The drama team conducts auditions with the staff. It’s going to be key to any storylines set in the east that we are very careful with our casting; we’ve followed a policy of ‘no impersonations’ when it comes to ethnicity – so we take an ethnic count of would-be actors: three Rai (of northeastern Nepal), one Newar (of the Kathmandu valley) and a Brahmin man. They all prove to be good actors – one particularly self assured in her improvisation. We’ll need to find more Limbu actors, but for now we record our auditions with who’s immediately available.

Auditions in Ilam

Auditions in Ilam

We leave the hills for the Tarai stopping off at the unremarkable but busy town of Charaali in Jhapa district to meet a woman who produces and presents three radio programmes for kanchanjunjga fm. She even edits them at home; all the while running the house and bringing up a family. Two of them are for children, the other is aimed at married women. Alcohol and infidelity are major preoccupations.

Friday

It’s back to Dharan for more auditions. Two young women in particular stand out with a strong improvised performance, based on the idea that one of the girls (both Rai) is in love with a Limbu. It turns out that in real life one of the girls is in love with a member of her own clan which is forbidden. The quiet pain that underpins her performance is very real.

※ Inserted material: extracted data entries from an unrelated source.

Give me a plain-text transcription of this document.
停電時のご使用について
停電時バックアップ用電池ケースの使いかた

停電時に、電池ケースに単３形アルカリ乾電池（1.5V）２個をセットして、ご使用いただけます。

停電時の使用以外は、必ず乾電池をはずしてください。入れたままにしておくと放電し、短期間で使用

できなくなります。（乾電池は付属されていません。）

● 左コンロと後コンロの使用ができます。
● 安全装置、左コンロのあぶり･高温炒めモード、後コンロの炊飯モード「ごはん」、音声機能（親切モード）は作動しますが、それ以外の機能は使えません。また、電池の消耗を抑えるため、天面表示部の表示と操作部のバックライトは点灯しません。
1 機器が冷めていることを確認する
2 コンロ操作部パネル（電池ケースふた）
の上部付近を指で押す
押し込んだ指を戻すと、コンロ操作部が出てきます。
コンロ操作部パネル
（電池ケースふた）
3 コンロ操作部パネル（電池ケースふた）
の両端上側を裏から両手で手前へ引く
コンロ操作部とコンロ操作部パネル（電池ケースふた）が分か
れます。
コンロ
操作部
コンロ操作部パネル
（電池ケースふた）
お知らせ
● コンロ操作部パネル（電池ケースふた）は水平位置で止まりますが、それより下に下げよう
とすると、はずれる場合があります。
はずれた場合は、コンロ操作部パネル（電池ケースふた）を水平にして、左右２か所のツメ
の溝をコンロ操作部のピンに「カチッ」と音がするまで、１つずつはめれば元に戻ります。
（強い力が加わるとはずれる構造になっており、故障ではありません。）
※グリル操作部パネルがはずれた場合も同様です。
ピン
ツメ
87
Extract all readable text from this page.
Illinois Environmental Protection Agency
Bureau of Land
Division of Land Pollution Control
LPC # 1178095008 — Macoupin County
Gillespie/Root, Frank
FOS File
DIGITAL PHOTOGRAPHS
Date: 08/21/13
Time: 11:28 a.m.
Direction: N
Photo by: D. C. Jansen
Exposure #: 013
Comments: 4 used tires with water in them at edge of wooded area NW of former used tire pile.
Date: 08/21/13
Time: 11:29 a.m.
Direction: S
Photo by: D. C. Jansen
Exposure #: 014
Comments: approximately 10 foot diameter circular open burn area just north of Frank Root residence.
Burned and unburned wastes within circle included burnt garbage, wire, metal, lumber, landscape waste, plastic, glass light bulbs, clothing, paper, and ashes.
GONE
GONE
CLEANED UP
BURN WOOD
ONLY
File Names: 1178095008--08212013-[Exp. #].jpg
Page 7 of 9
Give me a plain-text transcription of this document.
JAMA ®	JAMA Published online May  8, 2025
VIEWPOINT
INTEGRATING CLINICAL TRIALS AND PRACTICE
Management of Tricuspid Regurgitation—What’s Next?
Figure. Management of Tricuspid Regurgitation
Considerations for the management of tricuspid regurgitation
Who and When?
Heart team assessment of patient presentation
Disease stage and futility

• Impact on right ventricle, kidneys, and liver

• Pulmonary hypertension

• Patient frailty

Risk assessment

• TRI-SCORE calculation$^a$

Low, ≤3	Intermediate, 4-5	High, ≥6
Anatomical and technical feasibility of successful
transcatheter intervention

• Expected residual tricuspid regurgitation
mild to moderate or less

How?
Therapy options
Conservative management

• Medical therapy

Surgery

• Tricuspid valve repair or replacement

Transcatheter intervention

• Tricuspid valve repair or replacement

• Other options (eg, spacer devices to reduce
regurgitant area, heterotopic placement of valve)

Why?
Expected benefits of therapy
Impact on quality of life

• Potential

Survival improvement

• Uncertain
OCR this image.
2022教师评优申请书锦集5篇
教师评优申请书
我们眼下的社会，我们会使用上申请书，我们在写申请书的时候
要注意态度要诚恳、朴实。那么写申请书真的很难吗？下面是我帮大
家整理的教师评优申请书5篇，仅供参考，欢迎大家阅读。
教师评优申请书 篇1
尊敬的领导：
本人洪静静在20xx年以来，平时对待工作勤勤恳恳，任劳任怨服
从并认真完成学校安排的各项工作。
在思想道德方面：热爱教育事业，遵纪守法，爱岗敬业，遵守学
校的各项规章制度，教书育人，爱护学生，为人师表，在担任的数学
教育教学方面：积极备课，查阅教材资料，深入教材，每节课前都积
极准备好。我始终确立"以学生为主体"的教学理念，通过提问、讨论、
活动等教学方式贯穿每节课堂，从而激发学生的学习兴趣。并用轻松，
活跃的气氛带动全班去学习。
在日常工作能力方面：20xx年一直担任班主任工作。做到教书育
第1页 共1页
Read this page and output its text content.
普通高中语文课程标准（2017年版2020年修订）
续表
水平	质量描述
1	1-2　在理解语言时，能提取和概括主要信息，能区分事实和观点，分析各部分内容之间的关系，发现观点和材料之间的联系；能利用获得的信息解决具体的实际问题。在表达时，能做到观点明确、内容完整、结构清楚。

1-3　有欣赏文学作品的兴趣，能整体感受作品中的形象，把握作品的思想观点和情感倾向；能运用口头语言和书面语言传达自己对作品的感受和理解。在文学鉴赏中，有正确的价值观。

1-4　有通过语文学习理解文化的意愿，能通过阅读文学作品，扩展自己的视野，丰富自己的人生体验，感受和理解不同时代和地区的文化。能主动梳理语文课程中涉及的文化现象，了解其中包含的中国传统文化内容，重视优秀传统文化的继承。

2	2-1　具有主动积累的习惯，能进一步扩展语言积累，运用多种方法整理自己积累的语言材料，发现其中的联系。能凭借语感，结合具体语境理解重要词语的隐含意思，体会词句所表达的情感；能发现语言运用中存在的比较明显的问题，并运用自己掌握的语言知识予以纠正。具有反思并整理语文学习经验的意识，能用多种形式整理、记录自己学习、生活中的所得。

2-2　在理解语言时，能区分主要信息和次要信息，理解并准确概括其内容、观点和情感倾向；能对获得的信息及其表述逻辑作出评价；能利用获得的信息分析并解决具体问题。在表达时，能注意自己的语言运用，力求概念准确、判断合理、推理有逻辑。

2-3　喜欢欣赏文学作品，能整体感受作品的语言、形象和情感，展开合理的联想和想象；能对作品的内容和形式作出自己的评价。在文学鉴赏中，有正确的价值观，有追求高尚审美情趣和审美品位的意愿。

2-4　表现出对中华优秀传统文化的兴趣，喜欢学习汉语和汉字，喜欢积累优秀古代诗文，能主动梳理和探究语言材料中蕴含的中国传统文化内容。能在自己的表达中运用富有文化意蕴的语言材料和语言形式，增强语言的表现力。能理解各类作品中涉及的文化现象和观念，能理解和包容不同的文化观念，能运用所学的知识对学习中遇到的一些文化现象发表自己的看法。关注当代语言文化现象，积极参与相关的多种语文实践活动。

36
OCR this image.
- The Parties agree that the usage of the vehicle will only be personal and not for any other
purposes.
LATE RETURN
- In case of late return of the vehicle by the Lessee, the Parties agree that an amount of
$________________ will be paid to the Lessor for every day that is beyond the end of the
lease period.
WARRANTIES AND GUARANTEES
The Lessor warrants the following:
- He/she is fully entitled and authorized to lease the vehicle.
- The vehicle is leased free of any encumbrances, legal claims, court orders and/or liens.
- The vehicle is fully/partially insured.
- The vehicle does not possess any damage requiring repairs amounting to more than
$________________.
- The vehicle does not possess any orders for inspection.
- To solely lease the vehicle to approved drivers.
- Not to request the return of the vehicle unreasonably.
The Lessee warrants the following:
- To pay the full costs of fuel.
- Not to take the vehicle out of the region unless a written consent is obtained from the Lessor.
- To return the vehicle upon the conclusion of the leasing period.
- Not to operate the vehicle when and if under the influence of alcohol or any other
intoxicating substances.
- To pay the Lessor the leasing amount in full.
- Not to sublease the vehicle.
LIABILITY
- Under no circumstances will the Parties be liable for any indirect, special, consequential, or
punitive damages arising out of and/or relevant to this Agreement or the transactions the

Auditioning for the drama, eastern Nepal

Auditioning for the drama, eastern Nepal

Saturday

Now we’re on the home leg. We’re told we can cross the Koshi river towards the south but the sand banks built over large pipes are crumbling and lorries are grounded tipsily in the sand. This is it I think – we’re finally going to come unstuck. But now our excellent driver, Jeevan, paces out the spur of sand on foot and reckons with an empty jeep he can get across. And he does.

We follow on foot, then spend the next 90 miles or so dealing with the final challenge of the journey: the Tharu bandh (a kind of transport strike and protest).We are held up repeatedly by road blocks, each are marked by piles of stones and felled trees and attended by bunched crowds of people ready to argue.

Again our strategy is verbal negotiation; Kedar and Deepak talk to the big men behind the protest and listen to their grievances. They are pacified by the fact that the BBC is interested. Once we’re nodded through, Prakash leaps out and moves boulders. Sushama and I wave sweetly as we can at desperate faces.

Finally we leave the highway and make our stop over in Hetauda – at the magnificently shabby Orchid Resort, the plushest hotel to date – at least it has hot water and nice big clean towels. It’s only been a week on the east-side, but it feels like a year.